Adding to the mix was the continued devastating run of natural disasters for Australasia in the form of the Christchurch earthquake. The economic impacts of this latest quake have yet to be fully assessed and remain of secondary concern as the search for the missing continues. Early, and very approximate estimates are putting the price of destruction around 12 billion NZD, or approximately 8-9% of GDP. Obviously this has seen the NZD under considerable pressure, although a short term base seems to have formed down around the .7420 level. Speculation about Insurance based NZD purchases seem to have stemmed the downside bias for the time being, but liquidity remains light on most cross rates. The interest rate markets has now fully priced a 25pt cut to the cash rate from the RBNZ, so expect any bounces in the NZD to be limited at best.
 
 In the coming week the Australian economy has some big data due for release. Tuesday sees Retail Sales for January released, followed by the RBA cash rate release and statement. Expect the cash rate to remain at 4.75%, but the RBA insights on economy to be of interest. Wednesday sees GDP data, with the market expecting .6% growth for the quarter. Thursday, the monthly Building Approvals numbers and the Trade Balance. If the data is released close to expectations, expect the recent range with the USD to continue for the AUD. The outperformance of the NZD by the Australian dollar may well continue in the short term, but current levels still represent very good buying of NZD with AUD from a historical perspective.
 
In Europe concerns are once again emerging about peripheral member state funding.
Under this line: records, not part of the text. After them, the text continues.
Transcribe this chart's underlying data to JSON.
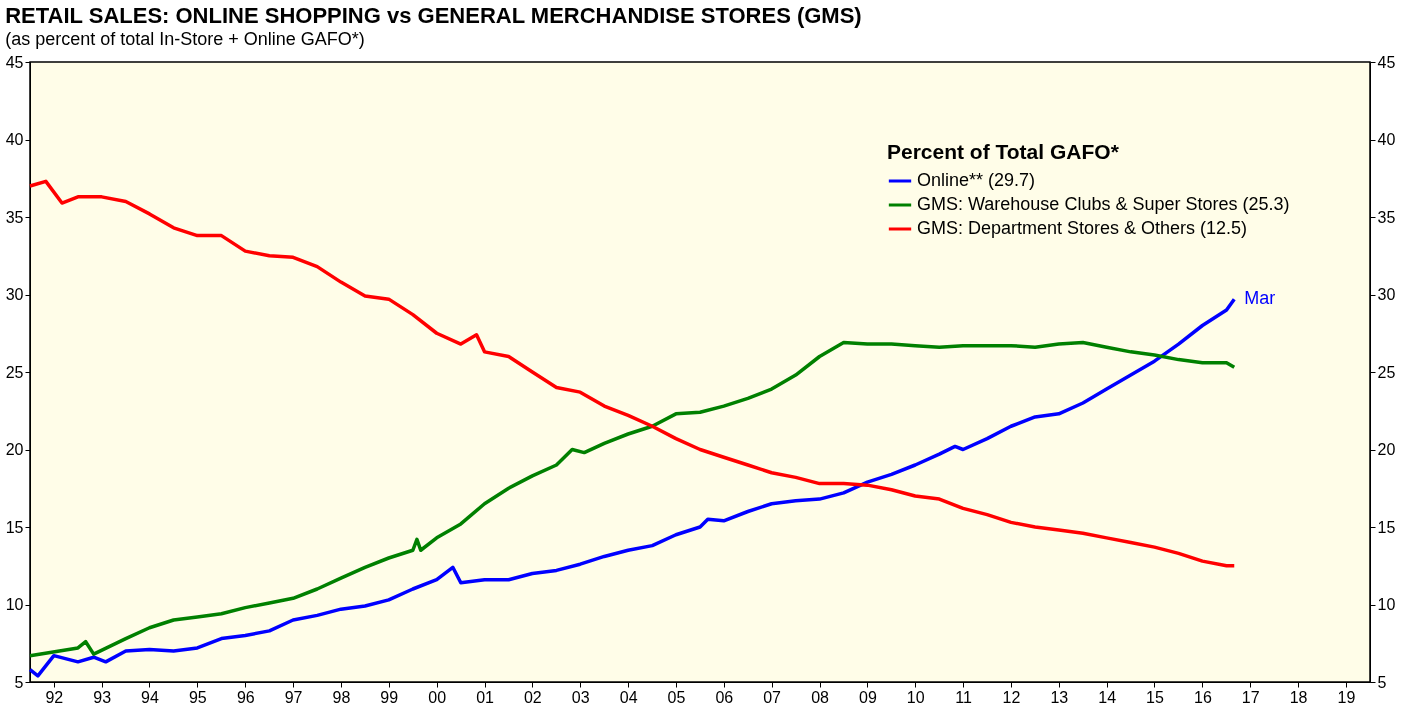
{
  "chart_data": {
    "type": "line",
    "title": "RETAIL SALES: ONLINE SHOPPING vs GENERAL MERCHANDISE STORES (GMS)",
    "subtitle": "(as percent of total In-Store + Online GAFO*)",
    "legend_title": "Percent of Total GAFO*",
    "legend": "top right",
    "grid": false,
    "marker": "none",
    "line_style": "solid",
    "xlim": [
      "1992-01",
      "2020-01"
    ],
    "xticks": [
      {
        "value": "1992-07",
        "label": "92"
      },
      {
        "value": "1993-07",
        "label": "93"
      },
      {
        "value": "1994-07",
        "label": "94"
      },
      {
        "value": "1995-07",
        "label": "95"
      },
      {
        "value": "1996-07",
        "label": "96"
      },
      {
        "value": "1997-07",
        "label": "97"
      },
      {
        "value": "1998-07",
        "label": "98"
      },
      {
        "value": "1999-07",
        "label": "99"
      },
      {
        "value": "2000-07",
        "label": "00"
      },
      {
        "value": "2001-07",
        "label": "01"
      },
      {
        "value": "2002-07",
        "label": "02"
      },
      {
        "value": "2003-07",
        "label": "03"
      },
      {
        "value": "2004-07",
        "label": "04"
      },
      {
        "value": "2005-07",
        "label": "05"
      },
      {
        "value": "2006-07",
        "label": "06"
      },
      {
        "value": "2007-07",
        "label": "07"
      },
      {
        "value": "2008-07",
        "label": "08"
      },
      {
        "value": "2009-07",
        "label": "09"
      },
      {
        "value": "2010-07",
        "label": "10"
      },
      {
        "value": "2011-07",
        "label": "11"
      },
      {
        "value": "2012-07",
        "label": "12"
      },
      {
        "value": "2013-07",
        "label": "13"
      },
      {
        "value": "2014-07",
        "label": "14"
      },
      {
        "value": "2015-07",
        "label": "15"
      },
      {
        "value": "2016-07",
        "label": "16"
      },
      {
        "value": "2017-07",
        "label": "17"
      },
      {
        "value": "2018-07",
        "label": "18"
      },
      {
        "value": "2019-07",
        "label": "19"
      }
    ],
    "ylim": [
      5,
      45
    ],
    "yticks": [
      5,
      10,
      15,
      20,
      25,
      30,
      35,
      40,
      45
    ],
    "y2lim": [
      5,
      45
    ],
    "y2ticks": [
      5,
      10,
      15,
      20,
      25,
      30,
      35,
      40,
      45
    ],
    "annotations": [
      {
        "text": "Mar",
        "x": "2017-03",
        "y": 29.7
      }
    ],
    "series": [
      {
        "name": "Online** (29.7)",
        "color": "#0000ff",
        "x": [
          "1992-01",
          "1992-03",
          "1992-07",
          "1993-01",
          "1993-05",
          "1993-08",
          "1994-01",
          "1994-07",
          "1995-01",
          "1995-07",
          "1996-01",
          "1996-07",
          "1997-01",
          "1997-07",
          "1998-01",
          "1998-07",
          "1999-01",
          "1999-07",
          "2000-01",
          "2000-07",
          "2000-11",
          "2001-01",
          "2001-07",
          "2002-01",
          "2002-07",
          "2003-01",
          "2003-07",
          "2004-01",
          "2004-07",
          "2005-01",
          "2005-07",
          "2006-01",
          "2006-03",
          "2006-07",
          "2007-01",
          "2007-07",
          "2008-01",
          "2008-07",
          "2009-01",
          "2009-07",
          "2010-01",
          "2010-07",
          "2011-01",
          "2011-05",
          "2011-07",
          "2012-01",
          "2012-07",
          "2013-01",
          "2013-07",
          "2014-01",
          "2014-07",
          "2015-01",
          "2015-07",
          "2016-01",
          "2016-07",
          "2017-01",
          "2017-03"
        ],
        "values": [
          5.8,
          5.4,
          6.7,
          6.3,
          6.6,
          6.3,
          7.0,
          7.1,
          7.0,
          7.2,
          7.8,
          8.0,
          8.3,
          9.0,
          9.3,
          9.7,
          9.9,
          10.3,
          11.0,
          11.6,
          12.4,
          11.4,
          11.6,
          11.6,
          12.0,
          12.2,
          12.6,
          13.1,
          13.5,
          13.8,
          14.5,
          15.0,
          15.5,
          15.4,
          16.0,
          16.5,
          16.7,
          16.8,
          17.2,
          17.9,
          18.4,
          19.0,
          19.7,
          20.2,
          20.0,
          20.7,
          21.5,
          22.1,
          22.3,
          23.0,
          23.9,
          24.8,
          25.7,
          26.8,
          28.0,
          29.0,
          29.7
        ]
      },
      {
        "name": "GMS: Warehouse Clubs & Super Stores (25.3)",
        "color": "#008000",
        "x": [
          "1992-01",
          "1993-01",
          "1993-03",
          "1993-05",
          "1994-01",
          "1994-07",
          "1995-01",
          "1995-07",
          "1996-01",
          "1996-07",
          "1997-01",
          "1997-07",
          "1998-01",
          "1998-07",
          "1999-01",
          "1999-07",
          "2000-01",
          "2000-02",
          "2000-03",
          "2000-07",
          "2001-01",
          "2001-07",
          "2002-01",
          "2002-07",
          "2003-01",
          "2003-05",
          "2003-08",
          "2004-01",
          "2004-07",
          "2005-01",
          "2005-07",
          "2006-01",
          "2006-07",
          "2007-01",
          "2007-07",
          "2008-01",
          "2008-07",
          "2009-01",
          "2009-07",
          "2010-01",
          "2010-07",
          "2011-01",
          "2011-07",
          "2012-01",
          "2012-07",
          "2013-01",
          "2013-07",
          "2014-01",
          "2014-07",
          "2015-01",
          "2015-07",
          "2016-01",
          "2016-07",
          "2017-01",
          "2017-03"
        ],
        "values": [
          6.7,
          7.2,
          7.6,
          6.8,
          7.8,
          8.5,
          9.0,
          9.2,
          9.4,
          9.8,
          10.1,
          10.4,
          11.0,
          11.7,
          12.4,
          13.0,
          13.5,
          14.2,
          13.5,
          14.3,
          15.2,
          16.5,
          17.5,
          18.3,
          19.0,
          20.0,
          19.8,
          20.4,
          21.0,
          21.5,
          22.3,
          22.4,
          22.8,
          23.3,
          23.9,
          24.8,
          26.0,
          26.9,
          26.8,
          26.8,
          26.7,
          26.6,
          26.7,
          26.7,
          26.7,
          26.6,
          26.8,
          26.9,
          26.6,
          26.3,
          26.1,
          25.8,
          25.6,
          25.6,
          25.3
        ]
      },
      {
        "name": "GMS: Department Stores & Others (12.5)",
        "color": "#ff0000",
        "x": [
          "1992-01",
          "1992-05",
          "1992-09",
          "1993-01",
          "1993-07",
          "1994-01",
          "1994-07",
          "1995-01",
          "1995-07",
          "1996-01",
          "1996-07",
          "1997-01",
          "1997-07",
          "1998-01",
          "1998-07",
          "1999-01",
          "1999-07",
          "2000-01",
          "2000-07",
          "2001-01",
          "2001-05",
          "2001-07",
          "2002-01",
          "2002-07",
          "2003-01",
          "2003-07",
          "2004-01",
          "2004-07",
          "2005-01",
          "2005-07",
          "2006-01",
          "2006-07",
          "2007-01",
          "2007-07",
          "2008-01",
          "2008-07",
          "2009-01",
          "2009-07",
          "2010-01",
          "2010-07",
          "2011-01",
          "2011-07",
          "2012-01",
          "2012-07",
          "2013-01",
          "2013-07",
          "2014-01",
          "2014-07",
          "2015-01",
          "2015-07",
          "2016-01",
          "2016-07",
          "2017-01",
          "2017-03"
        ],
        "values": [
          37.0,
          37.3,
          35.9,
          36.3,
          36.3,
          36.0,
          35.2,
          34.3,
          33.8,
          33.8,
          32.8,
          32.5,
          32.4,
          31.8,
          30.8,
          29.9,
          29.7,
          28.7,
          27.5,
          26.8,
          27.4,
          26.3,
          26.0,
          25.0,
          24.0,
          23.7,
          22.8,
          22.2,
          21.5,
          20.7,
          20.0,
          19.5,
          19.0,
          18.5,
          18.2,
          17.8,
          17.8,
          17.7,
          17.4,
          17.0,
          16.8,
          16.2,
          15.8,
          15.3,
          15.0,
          14.8,
          14.6,
          14.3,
          14.0,
          13.7,
          13.3,
          12.8,
          12.5,
          12.5
        ]
      }
    ]
  }
}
Closely watched this week will be a host of Govt debt auctions. These auctions are key as they effect sentiment on all debt on issue in the Eurozone, and therefore have far reaching implications. Of note last week were moves in Portuguese debt. The pricing for five and ten year Portuguese debt hit levels at which Greece and Ireland were forced to seek bailout funding from the IMF/EU. Meanwhile in Ireland, negotiations are underway to form a new Government. Any move away from the commitment to the austerity measures assumed by the previous out going party could prove negative for the EURO.
 
In the UK the tough debate on the Monetary Policy Committee (MPC) at the Bank of England (BoE) is heating up. Last week’s minutes showed that the bias is moving towards an increase in the cash rate at some stage, but not as soon as the “speculative” market had priced in. This coupled with the weaker GDP figure released on Friday stalled the Pound Sterling’s appreciation for the time being. The BoE have a very tough job to manage the economy. Government spending cuts are just rolling out, inflationary pressure is very high and looks entrenched for the medium term. Any hike in the cash rate would potentially see a higher GBP, which in turns will put pressure on exporter profit margins and therefore further lengthens the recovery period for the wider economy.
 
The South African data is starting to show signs of turning with GDP beating expectations by .2% at 4.4%. Growth looks to be broad-based which is a pleasing sign. Not so pleasing is the increasing non-productive inflationary pressures that comes with climbing oil prices, especially with regards to mining production and agricultural harvest. The coming week is light on data in South Africa, so expect the lead to come from commodity markets for the Rand.